November 14, 2014

CHRISTMAS LIST PUTS FEAR IN MOM’S HEART



Atari's have gone the way of ancient electronics.  Modern moms:  Think X-Box! 

“Mom, I’ve got my Christmas list ready,” four-year-old Michael informed me two weeks after Halloween.  He handed me a roll of toilet paper inscribed with magic-markered hieroglyphics.

“Let’s see,” I began hopefully, “it says here that because Mikey has been pretty good this year, he thinks he’s entitled to one sack of marbles and a new yoyo.”

Not! That little boy who religiously watches Saturday morning cartoons with all their commercials, had more sophisticated plans.

“No, Mommy, that’s not what I wrote,” he protested, twisting his tongue on every “s” like Winthrop in THE MUSIC MAN.  “What I really want is a 10-speed.”  His voice was firm, despite the childish lisp.

“But, Son, your legs are much too short to ride a bike like that!”

“That’s okay,” he had it all planned out, “I don’t want to have to wait around for it when I get big.”

Next on the list—my hands began to shake as I calculated the impact of such requests multiplied by the demands of six children—was a television.

“What would you do with another TV?” I asked.  “We already have two!”

“I’d put it in my room, so I could play with my Atari there.”

“Honey, you don’t even have an Atari!”

“I was just getting to that,” he cut me off.

I wiped the cold sweat off my forehead with the napkin list and handed it back to him with a sigh.
“Young man,” I said, “it’s time you got a job!”

I don't think there's a television in here, Mom!



November 2, 2014

CHILDREN: HEAVEN, A PLACE WITH NO SKINNED KNEES


“What’s Heaven like?" three-year-old Matthew asks with eyes as wet as April and a trembling lower lip.

We have just buried the little boy’s pet hamster in a velvet-lined watch box, capping the tiny grave with a paving stone. Gone to Heaven, my husband has inscribed the marker with a piece of yellow chalk. 
 
“Heaven is happy,” I say, patting the pudgy hands that so often had cradled silky, little Munchie to his heart. 

“But, what is Heaven like?” my son asks again, because happy means too many things to really comfort him.

“Oh, Heaven is lovely and it’s warm,” I try again, remembering how poor Munchkin had shivered at the end.

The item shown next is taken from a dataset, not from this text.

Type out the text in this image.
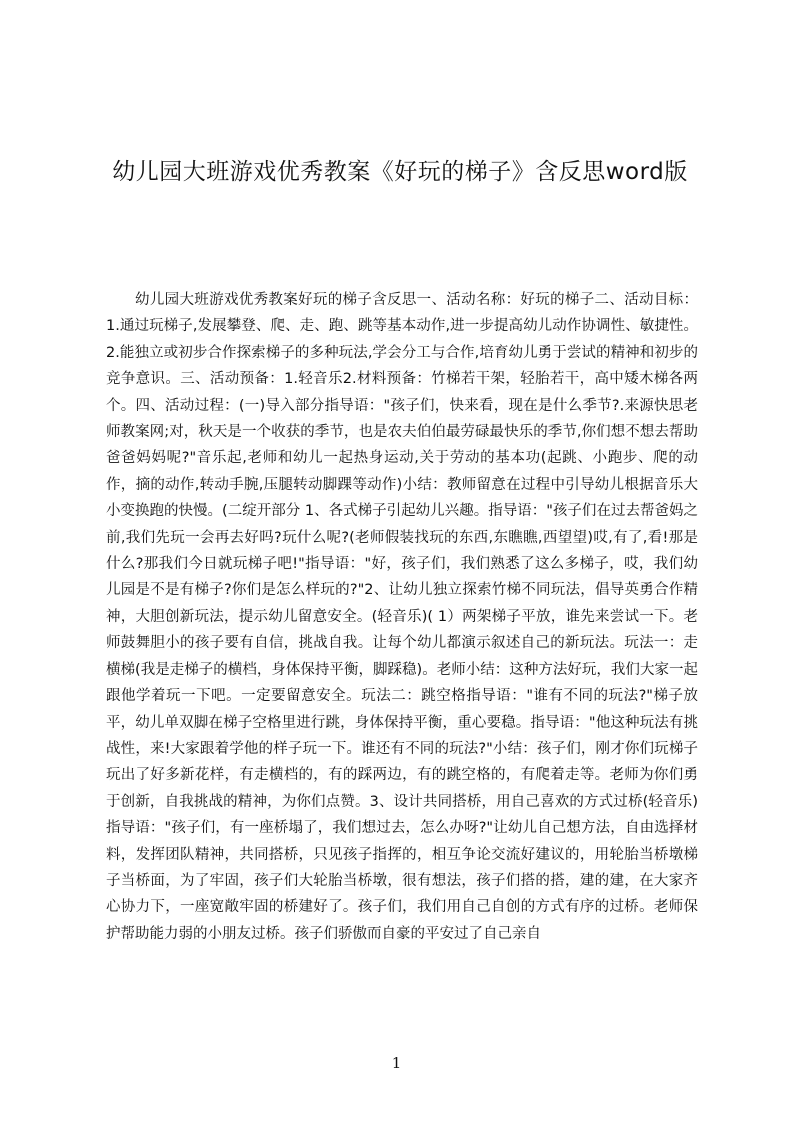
幼儿园大班游戏优秀教案《好玩的梯子》含反思word版
幼儿园大班游戏优秀教案好玩的梯子含反思一、活动名称：好玩的梯子二、活动目标：1.通过玩梯子,发展攀登、爬、走、跑、跳等基本动作,进一步提高幼儿动作协调性、敏捷性。2.能独立或初步合作探索梯子的多种玩法,学会分工与合作,培育幼儿勇于尝试的精神和初步的竞争意识。三、活动预备：1.轻音乐2.材料预备：竹梯若干架，轻胎若干，高中矮木梯各两个。四、活动过程：(一)导入部分指导语："孩子们，快来看，现在是什么季节?.来源快思老师教案网;对，秋天是一个收获的季节，也是农夫伯伯最劳碌最快乐的季节,你们想不想去帮助爸爸妈妈呢?"音乐起,老师和幼儿一起热身运动,关于劳动的基本功(起跳、小跑步、爬的动作，摘的动作,转动手腕,压腿转动脚踝等动作)小结：教师留意在过程中引导幼儿根据音乐大小变换跑的快慢。(二绽开部分 1、各式梯子引起幼儿兴趣。指导语："孩子们在过去帮爸妈之前,我们先玩一会再去好吗?玩什么呢?(老师假装找玩的东西,东瞧瞧,西望望)哎,有了,看!那是什么?那我们今日就玩梯子吧!"指导语："好，孩子们，我们熟悉了这么多梯子，哎，我们幼儿园是不是有梯子?你们是怎么样玩的?"2、让幼儿独立探索竹梯不同玩法，倡导英勇合作精神，大胆创新玩法，提示幼儿留意安全。(轻音乐)( 1）两架梯子平放，谁先来尝试一下。老师鼓舞胆小的孩子要有自信，挑战自我。让每个幼儿都演示叙述自己的新玩法。玩法一：走横梯(我是走梯子的横档，身体保持平衡，脚踩稳)。老师小结：这种方法好玩，我们大家一起跟他学着玩一下吧。一定要留意安全。玩法二：跳空格指导语："谁有不同的玩法?"梯子放平，幼儿单双脚在梯子空格里进行跳，身体保持平衡，重心要稳。指导语："他这种玩法有挑战性，来!大家跟着学他的样子玩一下。谁还有不同的玩法?"小结：孩子们，刚才你们玩梯子玩出了好多新花样，有走横档的，有的踩两边，有的跳空格的，有爬着走等。老师为你们勇于创新，自我挑战的精神，为你们点赞。3、设计共同搭桥，用自己喜欢的方式过桥(轻音乐)指导语："孩子们，有一座桥塌了，我们想过去，怎么办呀?"让幼儿自己想方法，自由选择材料，发挥团队精神，共同搭桥，只见孩子指挥的，相互争论交流好建议的，用轮胎当桥墩梯子当桥面，为了牢固，孩子们大轮胎当桥墩，很有想法，孩子们搭的搭，建的建，在大家齐心协力下，一座宽敞牢固的桥建好了。孩子们，我们用自己自创的方式有序的过桥。老师保护帮助能力弱的小朋友过桥。孩子们骄傲而自豪的平安过了自己亲自
1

By now the child is sitting in my lap.  I trace the even ridges where a plastic bandage protects one badly scraped knee.

“Heaven is happy and lovely and warm and safe--a place where little boys don’t ever get skinned knees,” I say at last.

My son relaxes then. I feel the tension ebbing as he settles back beneath my chin.

“Because the sidewalks there are soft?  He lifts his lighted face to ask.

“Because,” I say and hold him very close.

"Because the sidewalks there are soft?" he turns his lighted face to ask.